// project
A biostatistics study investigating whether a common medication class affects the rate of cognitive decline in older adults. The dataset: NACC, the National Alzheimer’s Coordinating Center — 130,000+ longitudinal observations across 37 Alzheimer’s Disease Research Centers, multi-year follow-up on 30,000+ participants.
Under peer review. Nobody assigned this. The question was interesting, so I built the pipeline.
| Dimension | Value |
|---|---|
| Participants | 30,000+ |
| Longitudinal observations | 130,000+ |
| Research centers | 37 |
| Follow-up window | Multi-year, per-participant variable |
| Adjustment covariates | 24 (demographic, clinical, comorbid) |
| Outcome measure | Standardized neuropsychological battery |
| Missingness | Multi-pattern; handled via multiple imputation |
| Status | Under peer review |
Findings are withheld until publication. Methodology is below.
The medication class in question is widely prescribed. Its effect on cognitive trajectory — positive, negative, or null — is contested. Existing studies disagree, often because of confounding: people who get prescribed the medication differ systematically from those who don’t, and those differences also predict cognitive outcomes.

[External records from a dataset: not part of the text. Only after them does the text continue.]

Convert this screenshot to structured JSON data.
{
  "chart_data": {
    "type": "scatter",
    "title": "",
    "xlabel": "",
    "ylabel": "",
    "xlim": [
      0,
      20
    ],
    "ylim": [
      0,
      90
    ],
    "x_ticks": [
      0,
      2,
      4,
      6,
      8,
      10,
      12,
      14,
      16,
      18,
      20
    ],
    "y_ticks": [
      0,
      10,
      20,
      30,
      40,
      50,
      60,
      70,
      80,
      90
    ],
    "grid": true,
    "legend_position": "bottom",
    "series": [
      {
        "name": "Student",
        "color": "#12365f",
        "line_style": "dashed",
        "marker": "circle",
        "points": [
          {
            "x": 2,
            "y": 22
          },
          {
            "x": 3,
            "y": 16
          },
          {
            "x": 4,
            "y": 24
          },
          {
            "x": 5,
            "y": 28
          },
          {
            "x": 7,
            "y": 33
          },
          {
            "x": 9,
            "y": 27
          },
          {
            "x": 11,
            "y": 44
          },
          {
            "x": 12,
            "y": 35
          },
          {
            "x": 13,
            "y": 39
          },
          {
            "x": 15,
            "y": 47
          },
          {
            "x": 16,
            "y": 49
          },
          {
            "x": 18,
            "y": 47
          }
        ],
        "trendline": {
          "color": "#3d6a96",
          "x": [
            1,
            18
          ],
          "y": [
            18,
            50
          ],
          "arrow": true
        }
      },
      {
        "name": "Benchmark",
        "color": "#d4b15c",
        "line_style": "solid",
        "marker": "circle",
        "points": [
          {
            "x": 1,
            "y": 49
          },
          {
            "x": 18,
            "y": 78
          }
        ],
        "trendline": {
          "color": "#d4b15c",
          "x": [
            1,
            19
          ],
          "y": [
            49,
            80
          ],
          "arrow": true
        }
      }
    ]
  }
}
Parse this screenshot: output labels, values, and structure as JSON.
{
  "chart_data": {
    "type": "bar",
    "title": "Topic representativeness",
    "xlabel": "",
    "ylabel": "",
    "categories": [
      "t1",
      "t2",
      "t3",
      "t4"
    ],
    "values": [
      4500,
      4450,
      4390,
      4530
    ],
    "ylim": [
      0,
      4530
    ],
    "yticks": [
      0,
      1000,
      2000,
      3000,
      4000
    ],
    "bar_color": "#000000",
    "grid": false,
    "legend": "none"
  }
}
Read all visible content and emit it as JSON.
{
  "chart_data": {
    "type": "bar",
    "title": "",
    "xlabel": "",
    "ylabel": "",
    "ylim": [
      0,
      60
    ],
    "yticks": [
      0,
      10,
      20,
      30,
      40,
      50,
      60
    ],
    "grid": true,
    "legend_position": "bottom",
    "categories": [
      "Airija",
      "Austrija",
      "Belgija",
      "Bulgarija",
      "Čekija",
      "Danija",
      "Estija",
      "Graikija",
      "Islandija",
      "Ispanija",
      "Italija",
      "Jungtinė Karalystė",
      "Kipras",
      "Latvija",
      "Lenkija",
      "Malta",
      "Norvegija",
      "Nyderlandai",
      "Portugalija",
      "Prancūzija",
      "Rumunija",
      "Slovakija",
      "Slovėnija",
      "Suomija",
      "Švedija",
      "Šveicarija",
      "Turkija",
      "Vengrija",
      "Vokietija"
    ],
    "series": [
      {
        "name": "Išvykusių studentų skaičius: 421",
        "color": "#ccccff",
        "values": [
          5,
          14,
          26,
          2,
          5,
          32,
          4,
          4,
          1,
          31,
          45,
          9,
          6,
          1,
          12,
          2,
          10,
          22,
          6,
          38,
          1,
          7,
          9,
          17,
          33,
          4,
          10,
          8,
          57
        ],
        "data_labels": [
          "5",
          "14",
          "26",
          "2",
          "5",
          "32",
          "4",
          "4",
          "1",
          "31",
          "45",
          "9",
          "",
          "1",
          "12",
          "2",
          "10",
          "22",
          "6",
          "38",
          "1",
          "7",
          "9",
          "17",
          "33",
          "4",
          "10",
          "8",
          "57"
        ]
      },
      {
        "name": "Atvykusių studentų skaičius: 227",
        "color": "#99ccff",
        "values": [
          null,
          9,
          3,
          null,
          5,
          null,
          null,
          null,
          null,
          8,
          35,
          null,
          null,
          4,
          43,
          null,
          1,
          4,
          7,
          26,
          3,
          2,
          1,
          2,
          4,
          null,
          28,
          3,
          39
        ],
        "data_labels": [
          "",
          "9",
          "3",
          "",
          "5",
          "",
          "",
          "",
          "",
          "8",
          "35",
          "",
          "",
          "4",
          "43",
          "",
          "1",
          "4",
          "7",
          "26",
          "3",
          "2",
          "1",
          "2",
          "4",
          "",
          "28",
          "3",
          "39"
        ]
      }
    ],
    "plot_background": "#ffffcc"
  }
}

The research design tries to subtract those differences out.
Three statistical machines, each addressing a specific confounder:
Propensity score matching. Models the probability of receiving the medication as a function of all observed covariates, then matches treated and untreated participants with similar scores. This makes the two groups exchangeable on observed confounders — what remains should be closer to the causal effect.
class PropensityAnalysis:
def __init__(self, treatment_var, covariates):
self.treatment = treatment_var
self.covariates = covariates
self.matched_data = None
def calculate_scores(self, data):
"""Propensity scores via logistic regression"""
from sklearn.linear_model import LogisticRegression
X = data[self.covariates]
y = data[self.treatment]
model = LogisticRegression(max_iter=1000)
model.fit(X, y)
return model.predict_proba(X)[:, 1]
def match_subjects(self, data, caliper=0.01):
"""1:1 matching within a caliper distance"""
# Greedy nearest-neighbor matching within the caliper
...
Survival analysis with time-varying covariates. Time-to-event modeling where the exposure and covariates can change over follow-up. Critical for medication studies because people start and stop the drug, and treating that as a fixed baseline variable biases the estimate.
Mixed-effects models for repeated cognitive assessments. Each participant has multiple cognitive scores over time. Random intercepts and slopes per participant let the model separate within-person change from between-person variation.
Multiple imputation for missing data. Cognitive studies have missingness. Single imputation lies to you about uncertainty; complete-case analysis loses statistical power and may introduce selection bias. Multiple imputation gives valid standard errors.
Data engineering is most of the work in biostatistics, and almost none of the published papers say so.
def calculate_hazard_ratio(data, exposure, outcome, covariates):
"""
Calculate adjusted hazard ratio with confidence intervals.
Parameters
----------
data : pandas.DataFrame
exposure : str
outcome : str
covariates : list[str]
Returns
-------
dict : hazard ratio, 95% CI, p-value
"""
# Cox proportional hazards with time-varying covariates,
# validated against published reference values.
...
This is independent research. There’s no grant funding it, no advisor pushing it, no employer that benefits. The reason it exists is that the question is real and the data is available, and I have the statistical and engineering background to do the work properly.
The same rigor that makes a trading system not lose money makes a biostatistics study not mislead clinicians. Propensity matching is regularization on causal inference; walk-forward validation is the same idea in time. The underlying discipline is identical.
Specific findings and the medication class are withheld pending publication.